Paradigma de ello, al menos para mí (confieso), es lo resultante de la disposición adicional cuarta de la Ley 16/2012 del 27 de diciembre mediante la que se crea un nuevo supuesto (omitiendo, por cierto, cualquier referencia al mismo en la exposición de motivos) de cierre del Registro de la Propiedad (RP) si a éste no le consta la autoliquidación, declaración o comunicación (que de todo hay) relativa al impuesto sobre el incremento de valor de los terrenos de naturaleza urbana (IIVTNU; comúnmente conocido como “arbitrio de plusvalía”). Este cierre opera ya desde el pasado 1 de enero sin haberse previsto régimen transitorio alguno, por lo que parece que afectaría, por tanto, a cualquier escritura que, con independencia de su fecha de otorgamiento, se presente en un RP a partir de esa fecha.

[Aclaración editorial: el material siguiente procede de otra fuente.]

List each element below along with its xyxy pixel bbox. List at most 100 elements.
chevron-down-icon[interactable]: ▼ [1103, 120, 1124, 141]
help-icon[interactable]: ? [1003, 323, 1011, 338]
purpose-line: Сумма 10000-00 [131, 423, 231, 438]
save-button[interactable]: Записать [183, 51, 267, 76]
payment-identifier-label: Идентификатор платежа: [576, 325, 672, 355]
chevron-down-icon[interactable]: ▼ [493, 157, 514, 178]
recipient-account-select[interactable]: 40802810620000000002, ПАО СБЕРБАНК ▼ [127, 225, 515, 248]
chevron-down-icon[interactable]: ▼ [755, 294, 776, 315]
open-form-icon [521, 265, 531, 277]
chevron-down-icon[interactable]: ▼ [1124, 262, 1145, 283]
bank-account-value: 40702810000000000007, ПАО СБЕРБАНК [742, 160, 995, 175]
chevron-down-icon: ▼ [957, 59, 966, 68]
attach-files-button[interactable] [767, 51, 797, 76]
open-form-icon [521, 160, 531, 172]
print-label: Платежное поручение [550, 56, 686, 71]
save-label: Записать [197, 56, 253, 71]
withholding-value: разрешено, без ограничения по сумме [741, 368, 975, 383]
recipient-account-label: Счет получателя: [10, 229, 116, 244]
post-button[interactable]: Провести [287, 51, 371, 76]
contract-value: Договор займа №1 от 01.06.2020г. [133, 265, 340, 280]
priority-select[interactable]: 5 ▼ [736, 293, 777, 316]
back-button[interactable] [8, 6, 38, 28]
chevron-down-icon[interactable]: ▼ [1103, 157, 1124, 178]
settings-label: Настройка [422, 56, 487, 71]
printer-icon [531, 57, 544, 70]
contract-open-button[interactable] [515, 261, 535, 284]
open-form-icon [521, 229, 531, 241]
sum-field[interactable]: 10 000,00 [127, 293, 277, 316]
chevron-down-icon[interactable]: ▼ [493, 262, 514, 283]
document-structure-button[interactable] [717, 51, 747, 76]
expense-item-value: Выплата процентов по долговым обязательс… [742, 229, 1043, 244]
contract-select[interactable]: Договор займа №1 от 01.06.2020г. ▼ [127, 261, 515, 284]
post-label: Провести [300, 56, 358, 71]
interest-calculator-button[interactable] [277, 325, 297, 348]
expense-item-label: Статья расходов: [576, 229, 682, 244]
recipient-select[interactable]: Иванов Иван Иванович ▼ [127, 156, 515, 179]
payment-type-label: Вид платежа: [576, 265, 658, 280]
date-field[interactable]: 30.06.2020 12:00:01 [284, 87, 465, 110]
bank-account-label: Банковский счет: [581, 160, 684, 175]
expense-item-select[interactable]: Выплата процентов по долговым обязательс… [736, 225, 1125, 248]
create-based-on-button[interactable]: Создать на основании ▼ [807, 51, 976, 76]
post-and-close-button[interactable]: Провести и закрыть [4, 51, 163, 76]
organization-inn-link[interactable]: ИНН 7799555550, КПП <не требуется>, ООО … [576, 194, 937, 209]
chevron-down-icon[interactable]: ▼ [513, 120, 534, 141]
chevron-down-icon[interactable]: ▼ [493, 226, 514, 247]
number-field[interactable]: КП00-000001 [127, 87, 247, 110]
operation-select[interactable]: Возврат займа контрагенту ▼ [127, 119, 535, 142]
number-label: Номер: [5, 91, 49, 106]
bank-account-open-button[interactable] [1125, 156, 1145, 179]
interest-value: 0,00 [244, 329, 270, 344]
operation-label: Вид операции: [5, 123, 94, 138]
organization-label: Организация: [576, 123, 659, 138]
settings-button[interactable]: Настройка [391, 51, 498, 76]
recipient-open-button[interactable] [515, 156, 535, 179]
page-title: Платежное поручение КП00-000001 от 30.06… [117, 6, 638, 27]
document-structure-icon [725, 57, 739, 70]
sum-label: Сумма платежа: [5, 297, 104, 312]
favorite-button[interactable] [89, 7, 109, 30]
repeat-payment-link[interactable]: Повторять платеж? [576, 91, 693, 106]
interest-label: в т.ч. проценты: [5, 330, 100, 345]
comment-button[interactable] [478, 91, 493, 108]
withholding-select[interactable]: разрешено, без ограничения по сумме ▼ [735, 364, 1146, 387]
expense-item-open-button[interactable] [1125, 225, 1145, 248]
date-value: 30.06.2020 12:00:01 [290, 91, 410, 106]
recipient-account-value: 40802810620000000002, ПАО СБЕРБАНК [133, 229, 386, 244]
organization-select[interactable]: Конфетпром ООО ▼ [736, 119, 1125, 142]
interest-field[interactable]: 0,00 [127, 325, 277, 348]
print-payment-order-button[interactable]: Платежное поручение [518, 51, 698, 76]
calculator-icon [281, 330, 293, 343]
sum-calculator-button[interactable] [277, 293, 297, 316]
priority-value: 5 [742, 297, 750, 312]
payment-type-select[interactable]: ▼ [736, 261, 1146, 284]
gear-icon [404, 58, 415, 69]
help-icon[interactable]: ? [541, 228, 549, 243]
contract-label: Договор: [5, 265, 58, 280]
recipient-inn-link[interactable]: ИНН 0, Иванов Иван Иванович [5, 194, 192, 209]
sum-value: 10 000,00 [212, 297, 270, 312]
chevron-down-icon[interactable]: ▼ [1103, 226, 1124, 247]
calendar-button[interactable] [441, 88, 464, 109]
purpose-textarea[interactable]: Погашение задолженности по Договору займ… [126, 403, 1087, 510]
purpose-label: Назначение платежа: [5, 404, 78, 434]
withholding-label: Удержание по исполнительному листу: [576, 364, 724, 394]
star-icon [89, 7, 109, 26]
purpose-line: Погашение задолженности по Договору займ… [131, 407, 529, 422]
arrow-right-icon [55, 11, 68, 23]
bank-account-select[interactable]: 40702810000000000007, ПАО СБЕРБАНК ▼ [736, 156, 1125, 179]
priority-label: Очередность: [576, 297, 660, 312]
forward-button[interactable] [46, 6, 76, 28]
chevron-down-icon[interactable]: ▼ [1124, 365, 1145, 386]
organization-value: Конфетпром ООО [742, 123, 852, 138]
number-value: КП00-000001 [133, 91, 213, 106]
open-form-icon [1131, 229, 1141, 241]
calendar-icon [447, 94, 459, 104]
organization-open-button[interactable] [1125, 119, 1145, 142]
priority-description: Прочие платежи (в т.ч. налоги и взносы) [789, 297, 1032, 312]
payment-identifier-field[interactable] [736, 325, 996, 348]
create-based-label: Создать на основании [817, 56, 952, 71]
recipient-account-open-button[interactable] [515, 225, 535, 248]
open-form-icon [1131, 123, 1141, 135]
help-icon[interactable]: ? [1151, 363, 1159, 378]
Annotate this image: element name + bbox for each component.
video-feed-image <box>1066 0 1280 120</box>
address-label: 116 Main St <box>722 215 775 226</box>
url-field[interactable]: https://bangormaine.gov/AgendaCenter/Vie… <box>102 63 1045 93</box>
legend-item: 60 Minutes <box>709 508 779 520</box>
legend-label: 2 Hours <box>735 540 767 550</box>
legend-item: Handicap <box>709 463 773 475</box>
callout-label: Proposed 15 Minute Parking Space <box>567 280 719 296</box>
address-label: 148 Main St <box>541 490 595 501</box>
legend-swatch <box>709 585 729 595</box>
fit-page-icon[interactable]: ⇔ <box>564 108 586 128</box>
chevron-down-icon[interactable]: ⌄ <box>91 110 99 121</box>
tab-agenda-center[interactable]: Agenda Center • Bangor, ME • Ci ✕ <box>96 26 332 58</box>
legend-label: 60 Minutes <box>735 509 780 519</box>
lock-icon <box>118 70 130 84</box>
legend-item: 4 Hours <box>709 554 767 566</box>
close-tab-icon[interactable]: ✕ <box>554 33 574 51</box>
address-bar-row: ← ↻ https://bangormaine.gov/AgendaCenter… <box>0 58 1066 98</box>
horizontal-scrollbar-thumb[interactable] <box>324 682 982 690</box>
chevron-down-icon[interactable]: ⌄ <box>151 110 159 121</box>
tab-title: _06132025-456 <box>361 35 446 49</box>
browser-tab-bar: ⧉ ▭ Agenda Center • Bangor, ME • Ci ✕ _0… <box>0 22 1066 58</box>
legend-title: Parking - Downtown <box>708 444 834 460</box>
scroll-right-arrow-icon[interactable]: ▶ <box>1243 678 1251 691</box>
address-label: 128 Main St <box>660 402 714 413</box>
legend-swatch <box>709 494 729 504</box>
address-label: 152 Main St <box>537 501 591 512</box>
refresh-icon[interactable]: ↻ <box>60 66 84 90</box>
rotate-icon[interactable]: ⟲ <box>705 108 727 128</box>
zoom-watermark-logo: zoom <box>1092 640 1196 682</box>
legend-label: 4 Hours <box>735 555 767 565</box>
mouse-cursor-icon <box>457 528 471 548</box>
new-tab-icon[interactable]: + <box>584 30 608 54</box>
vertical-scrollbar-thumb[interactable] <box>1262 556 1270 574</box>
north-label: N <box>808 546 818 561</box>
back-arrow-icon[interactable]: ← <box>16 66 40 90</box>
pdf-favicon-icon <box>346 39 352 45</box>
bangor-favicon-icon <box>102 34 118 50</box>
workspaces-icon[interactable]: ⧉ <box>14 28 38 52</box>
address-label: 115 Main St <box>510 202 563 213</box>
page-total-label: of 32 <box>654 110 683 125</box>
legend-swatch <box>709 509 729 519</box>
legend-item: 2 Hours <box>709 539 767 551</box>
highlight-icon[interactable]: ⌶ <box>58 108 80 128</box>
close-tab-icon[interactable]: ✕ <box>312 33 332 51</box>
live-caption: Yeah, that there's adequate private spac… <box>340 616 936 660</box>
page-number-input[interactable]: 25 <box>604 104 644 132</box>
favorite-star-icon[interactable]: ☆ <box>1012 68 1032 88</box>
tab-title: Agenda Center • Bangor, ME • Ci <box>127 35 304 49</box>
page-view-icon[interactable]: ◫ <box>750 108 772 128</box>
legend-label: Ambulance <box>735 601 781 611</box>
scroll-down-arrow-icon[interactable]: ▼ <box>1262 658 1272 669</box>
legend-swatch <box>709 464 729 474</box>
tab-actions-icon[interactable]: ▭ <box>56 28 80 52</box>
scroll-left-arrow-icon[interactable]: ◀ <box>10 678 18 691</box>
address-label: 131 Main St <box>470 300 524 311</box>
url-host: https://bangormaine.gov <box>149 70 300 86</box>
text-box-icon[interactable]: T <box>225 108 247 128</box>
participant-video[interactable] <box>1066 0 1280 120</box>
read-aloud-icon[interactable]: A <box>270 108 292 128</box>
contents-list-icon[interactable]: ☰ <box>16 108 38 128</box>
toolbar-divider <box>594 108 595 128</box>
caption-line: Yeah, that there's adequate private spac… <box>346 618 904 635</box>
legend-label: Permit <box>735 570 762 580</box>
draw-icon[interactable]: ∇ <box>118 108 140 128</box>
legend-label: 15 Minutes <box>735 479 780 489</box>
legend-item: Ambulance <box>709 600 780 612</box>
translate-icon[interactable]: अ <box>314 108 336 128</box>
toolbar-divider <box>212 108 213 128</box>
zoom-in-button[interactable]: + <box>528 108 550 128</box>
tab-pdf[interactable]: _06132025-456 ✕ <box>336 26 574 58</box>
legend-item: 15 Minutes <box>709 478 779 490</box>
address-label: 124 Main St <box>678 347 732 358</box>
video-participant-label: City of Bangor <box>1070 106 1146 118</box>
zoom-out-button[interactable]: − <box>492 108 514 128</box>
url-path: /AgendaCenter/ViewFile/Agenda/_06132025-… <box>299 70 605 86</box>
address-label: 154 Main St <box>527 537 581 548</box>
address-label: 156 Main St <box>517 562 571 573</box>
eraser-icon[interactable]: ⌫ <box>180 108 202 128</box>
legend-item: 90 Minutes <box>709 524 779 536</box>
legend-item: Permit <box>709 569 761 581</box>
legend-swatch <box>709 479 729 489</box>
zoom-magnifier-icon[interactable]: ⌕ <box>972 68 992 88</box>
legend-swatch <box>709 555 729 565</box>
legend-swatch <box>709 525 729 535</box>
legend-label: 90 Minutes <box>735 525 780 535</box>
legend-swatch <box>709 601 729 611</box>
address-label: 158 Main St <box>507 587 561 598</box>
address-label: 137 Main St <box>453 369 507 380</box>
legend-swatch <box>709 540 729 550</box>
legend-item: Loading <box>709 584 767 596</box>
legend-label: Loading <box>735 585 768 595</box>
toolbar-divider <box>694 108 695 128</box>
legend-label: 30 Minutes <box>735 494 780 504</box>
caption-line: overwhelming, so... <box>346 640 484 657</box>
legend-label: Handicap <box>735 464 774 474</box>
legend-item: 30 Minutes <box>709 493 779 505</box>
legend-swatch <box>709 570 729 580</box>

En esencia, la nueva obligación que ahora se impone al ciudadano (casi produce sonrojo autocalificarnos de este modo cuando más parecemos ser tratados como súbditos) es que acredite ante el RP la presentación de la autoliquidación o, en su caso, declaración; o que, tratándose del adquirente (o persona a cuyo favor se constituya o transmita un derecho real), justifique la existencia de la comunicación “ad hoc” presentada ante el ayuntamiento.  Obsérvese que este nuevo supuesto de cierre registral incorpora una llamativa paradoja, pues siendo en muchos supuestos (el más común, en las compraventas) el transmitente el sujeto pasivo del IIVTNU, será al adquirente al que más le interese la inscripción registral. Así, el adquirente habrá de velar muy diligentemente por que al RP le conste fehacientemente el cumplimiento de los nuevos requisitos que ahora se imponen.

Así las cosas, y sin perjuicio de que el propio notario otorgante tenga la obligación de remitir periódicamente la relación de documentos otorgados a través del, así denominado, “Índice Único” (gestión que no parece exonerar de la nueva obligación objeto de este “post”), cabría que el adquirente requiriera a aquel en la propia escritura para que sea el propio fedatario quien dé cumplimiento a la comunicación del hecho imponible, cumpliéndose ésta mediante el envío por correo administrativo de una copia de la escritura y dejándose constancia de ello en la oportuna diligencia notarial. Sin embargo, debe apuntarse que ya el propio Colegio de Registradores, mediante un “prontuario” divulgado a estos efectos, ha advertido expresamente que “no parece sustituible el deber de comunicación al ayuntamiento por una diligencia notarial que diga que el notario asume dicha notificación”, ergo lío habemus, una vez más con el ciudadano como víctima tan inocente como involuntaria del desbarajuste del sudoku burocrático nacional.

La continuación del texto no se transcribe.